Any one of these declining alone would be manageable. The problem is that all four decline simultaneously, and each one weakens the others. Lower melatonin means a weaker repair signal. A weaker clock means less precise NAD+ regulation. Less NAD+ means less efficient repair enzyme function. Less CoQ10 means less energy for everything repair requires. The compound effect is a repair capacity that falls faster than any single measure would predict.
What a hard year does to this
Chronic stress the sustained kind from a difficult life period does not simply add to the age-related decline. It accelerates it through a specific mechanism. Elevated cortisol suppresses melatonin production and reduces BMAL1 amplitude directly. The same cortisol arc disruption that makes your skin look worse after a stressful week is, over months and years, compressing the repair window on top of the age-related compression that was already happening.1
This is why many people trace their visible ageing acceleration to a specific period rather than a specific birthday. The year of the divorce, the job loss, the bereavement. The biology matches the experience. The stress did not cause ageing but it accelerated a process that was already underway, crossing the threshold sooner than it would have otherwise.

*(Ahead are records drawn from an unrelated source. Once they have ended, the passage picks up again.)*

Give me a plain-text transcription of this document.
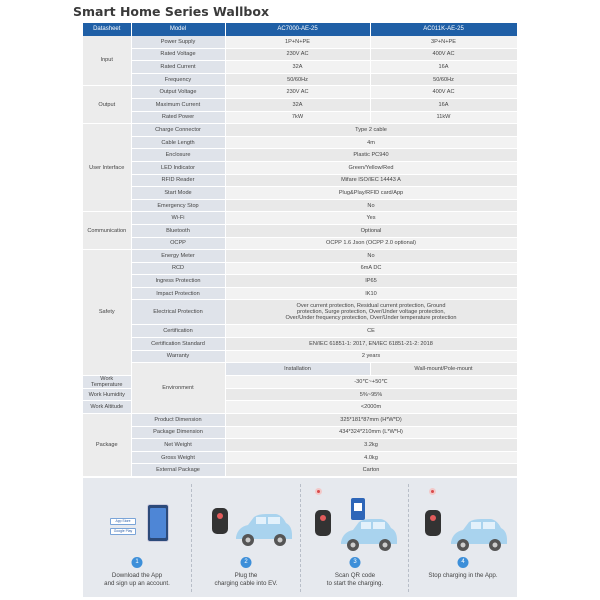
Smart Home Series Wallbox
Datasheet	Model	AC7000-AE-25	AC011K-AE-25
Input	Power Supply	1P+N+PE	3P+N+PE
	Rated Voltage	230V AC	400V AC
	Rated Current	32A	16A
	Frequency	50/60Hz	50/60Hz
Output	Output Voltage	230V AC	400V AC
	Maximum Current	32A	16A
	Rated Power	7kW	11kW
User Interface	Charge Connector	Type 2 cable	
	Cable Length	4m	
	Enclosure	Plastic PC940	
	LED Indicator	Green/Yellow/Red	
	RFID Reader	Mifare ISO/IEC 14443 A	
	Start Mode	Plug&Play/RFID card/App	
	Emergency Stop	No	
Communication	Wi-Fi	Yes	
	Bluetooth	Optional	
	OCPP	OCPP 1.6 Json (OCPP 2.0 optional)	
Safety	Energy Meter	No	
	RCD	6mA DC	
	Ingress Protection	IP65	
	Impact Protection	IK10	
	Electrical Protection	Over current protection, Residual current protection, Ground protection, Surge protection, Over/Under voltage protection, Over/Under frequency protection, Over/Under temperature protection	
	Certification	CE	
	Certification Standard	EN/IEC 61851-1: 2017, EN/IEC 61851-21-2: 2018	
	Warranty	2 years	
	Environment	Installation	Wall-mount/Pole-mount
Work Temperature		-30℃~+50℃	
Work Humidity		5%~95%	
Work Altitude		<2000m	
Package	Product Dimension	325*181*87mm (H*W*D)	
	Package Dimension	434*324*210mm (L*W*H)	
	Net Weight	3.2kg	
	Gross Weight	4.0kg	
	External Package	Carton	
App Store
Google Play
1
Download the App
and sign up an account.
2
Plug the
charging cable into EV.
3
Scan QR code
to start the charging.
4
Stop charging in the App.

What can be partially addressed
Not all four declining systems are equally accessible. NAD+ availability responds meaningfully to niacinamide a niacinamide-containing routine genuinely replenishes one of the four inputs, and the evidence for this is solid enough to be cited in the clinical literature. The melatonin signal responds to the light environment evening light management can meaningfully support the amplitude of the repair window at any age. BMAL1 amplitude responds to sleep consistency; irregular sleep timing reduces clock amplitude beyond what age alone would produce.
None of this reverses what has happened. The collagen that was not synthesised over the past two years is not coming back on its own. What it does is slow the rate at which the decline continues which, compounded over the years ahead, is not a small thing. The detailed biology of each of these four systems is covered in the ageing mechanisms article in this journal.

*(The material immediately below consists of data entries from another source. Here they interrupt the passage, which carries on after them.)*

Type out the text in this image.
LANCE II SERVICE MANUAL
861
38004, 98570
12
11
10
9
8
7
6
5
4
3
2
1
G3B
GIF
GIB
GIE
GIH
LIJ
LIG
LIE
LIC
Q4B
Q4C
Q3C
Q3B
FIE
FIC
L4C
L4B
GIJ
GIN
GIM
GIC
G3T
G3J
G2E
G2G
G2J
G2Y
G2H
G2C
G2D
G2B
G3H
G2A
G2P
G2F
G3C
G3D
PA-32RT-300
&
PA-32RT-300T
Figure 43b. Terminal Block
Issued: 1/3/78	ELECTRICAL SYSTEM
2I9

- Visible ageing acceleration is a threshold effect. Four systems supporting overnight repair melatonin, clock amplitude, NAD+, and CoQ10 — decline gradually for years. When they converge below a compensation threshold, the change becomes visible quickly.
- Chronic stress from a hard life period accelerates this by suppressing melatonin production and reducing clock amplitude on top of the age-related decline. The experience of ageing being tied to a specific year is biologically accurate.
- The threshold typically appears in the mid-thirties to mid-forties, earlier in people who have carried significant chronic stress or sleep disruption through their thirties.
- NAD+ availability, melatonin amplitude, and clock consistency are all partially addressable through niacinamide, evening light management, and sleep timing. They do not reverse what has accumulated but do affect the rate of what continues.
- Janich P, Pascual G, Merlos-Suárez A, et al. The circadian molecular clock creates epidermal stem cell heterogeneity. Nature. 2011;480:209–214.
- Kleszczynski K, Fischer TW. Melatonin and human skin aging. Dermatoendocrinol. 2012;4(3):245–252.